In the new Netflix docuseries “Countdown: Inspiration4 Mission to Space,” you can follow along with the four-person crew of the upcoming mission Inspiration4 as they prepare to launch to space in real time. The four-episode series co-produced with Time Studios has followed the crew throughout their journey and will show their real-time transformation from “regular” people into full-blown astronauts as they prepare to launch on a 3-day orbital journey Sept. 15.
“I’ve said it really from the beginning, that the stars have always aligned with Inspiration4 every step of the way,” crew commander Jared Isaacman, the billionaire Shift4 tech entrepreneur who chartered a SpaceX Crew Dragon flight for the mission, which he’s used to raise money for St. Jude Children’s Research Hospital, told Space.com in an exclusive interview. “From the timing of even having this opportunity in the first place, to the crew selection process to this unbelievable crew that I’m fortunate enough to go fly to space with, it’s all awesome.”
“I think we all lost track of the fact that there was a documentary made throughout all this,” Isaacman said. “But we’re so thankful that they did, because we have not had an opportunity to stop and pause, even for a second, over the last five months or so to just reflect on all these important milestones. So we’re happy to be doing this for us. We’re so happy they’re doing it for everyone.”
“Because,” he added, “that’s what Inspiration4 is supposed to be about: inspiring people … and I think that will be explored in pretty decent detail throughout the documentary.”
Sian Proctor, a geoscientist, professor and space artist who will be flying as part of the crew as Inspiration4’s pilot, told Space.com that she appreciates “knowing that Netflix has captured not only my story, but all of our space story, and in a really thoughtful way that can be shared with the entire world.” Proctor and Isaacman will launch alongside St. Jude physician assistant and childhood cancer survivor Hayley Arceneaux and data engineer Chris Sembroski.
“It’s the most complex production plan that I’ve ever been a part of,” series director Jason Hehir (“The Last Dance“) told Space.com, adding that real-time documenting different crew members training at different times in different time zones, all-the-while working towards a launch to space, was quite a tall task. “This is a more ambitious production than anything I’ve ever been a part of, on several levels.”
But despite all of the challenges, Hehir’s passion for capturing the Inspiration4 journey through training and, ultimately, to space and back, has only grown.
While there have been flights with civilians on-board before, he added, and there have been fully-civilian crews that have reached suborbital space, this will be the first-ever all-civilian mission to go into orbit around Earth.
“This is a true mission to space,” Hehir said, adding that “ordinary people” will be “operating a spacecraft for three days as it orbits the Earth, higher than anyone has been since the Apollo missions … the ambition of this is inspiring.”
“And the characters are everyday people, but extraordinary in their own ways,” he said. “It’s been inspiring, and it’s been really fun.
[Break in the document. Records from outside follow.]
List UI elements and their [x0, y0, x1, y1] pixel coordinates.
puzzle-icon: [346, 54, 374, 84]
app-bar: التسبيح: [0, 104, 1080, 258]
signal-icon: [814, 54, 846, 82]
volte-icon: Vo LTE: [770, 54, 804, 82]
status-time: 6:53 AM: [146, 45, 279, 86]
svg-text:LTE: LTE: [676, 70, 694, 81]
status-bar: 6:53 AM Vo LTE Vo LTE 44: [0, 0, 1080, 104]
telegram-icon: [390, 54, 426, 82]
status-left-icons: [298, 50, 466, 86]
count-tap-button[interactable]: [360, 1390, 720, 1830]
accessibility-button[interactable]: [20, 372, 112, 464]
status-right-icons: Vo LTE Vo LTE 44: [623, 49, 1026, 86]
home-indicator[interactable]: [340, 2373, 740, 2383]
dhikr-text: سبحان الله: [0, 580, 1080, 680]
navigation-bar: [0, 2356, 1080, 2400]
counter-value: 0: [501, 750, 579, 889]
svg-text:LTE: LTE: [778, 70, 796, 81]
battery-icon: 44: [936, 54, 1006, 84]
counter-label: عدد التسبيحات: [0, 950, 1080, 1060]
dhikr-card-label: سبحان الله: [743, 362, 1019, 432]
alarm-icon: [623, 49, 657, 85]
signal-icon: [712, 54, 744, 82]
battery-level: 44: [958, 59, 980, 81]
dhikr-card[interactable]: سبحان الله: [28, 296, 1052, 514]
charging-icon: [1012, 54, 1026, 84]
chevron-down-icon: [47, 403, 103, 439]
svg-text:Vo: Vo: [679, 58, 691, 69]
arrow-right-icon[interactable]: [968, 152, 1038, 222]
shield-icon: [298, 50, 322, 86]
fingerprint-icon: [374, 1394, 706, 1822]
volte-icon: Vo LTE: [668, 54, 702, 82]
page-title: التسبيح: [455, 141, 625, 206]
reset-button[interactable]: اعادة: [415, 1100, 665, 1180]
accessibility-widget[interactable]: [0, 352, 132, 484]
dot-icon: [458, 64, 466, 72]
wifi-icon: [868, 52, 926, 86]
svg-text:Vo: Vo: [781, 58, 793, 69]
And it’s been a pleasure to grow close to them. These are now friends of mine and friends of our crews. So we’re going to be excited and nervous and we’ll be feeling a whole lot of emotions on launch day.”
And that crew of now-astronauts is certainly feeling the excitement, both about their impending journey and about sharing their stories with the world through this docuseries.
“That whole idea of being able to bring as many people as possible on this journey with us in near real time. To me, that’s exciting, because it gets me back to the days of what it would have been like for my parents, you know, being on Guam during the Apollo mission and people tuning in and watching in real time,” Proctor, who was born in Guam as her father worked for NASA at the Guam Remote Ground Terminal during the Apollo program, added.
“Getting that whole entire story together and being able to inspire the next generation. I really hope that what happens is that we inspire the world to come along with us on this journey,” she said.
“To me, it’s about opening up access to space so that more can follow and have this experience, but also bring humanity forwards to the moon, Mars and beyond,” Proctor said. “And then while we’re doing that, you know, while we’re solving for space, we’re solving for Earth. And that’s really the takeaway message in the end. And we hope that that’s what resonates with not only the space community, but the world at large.”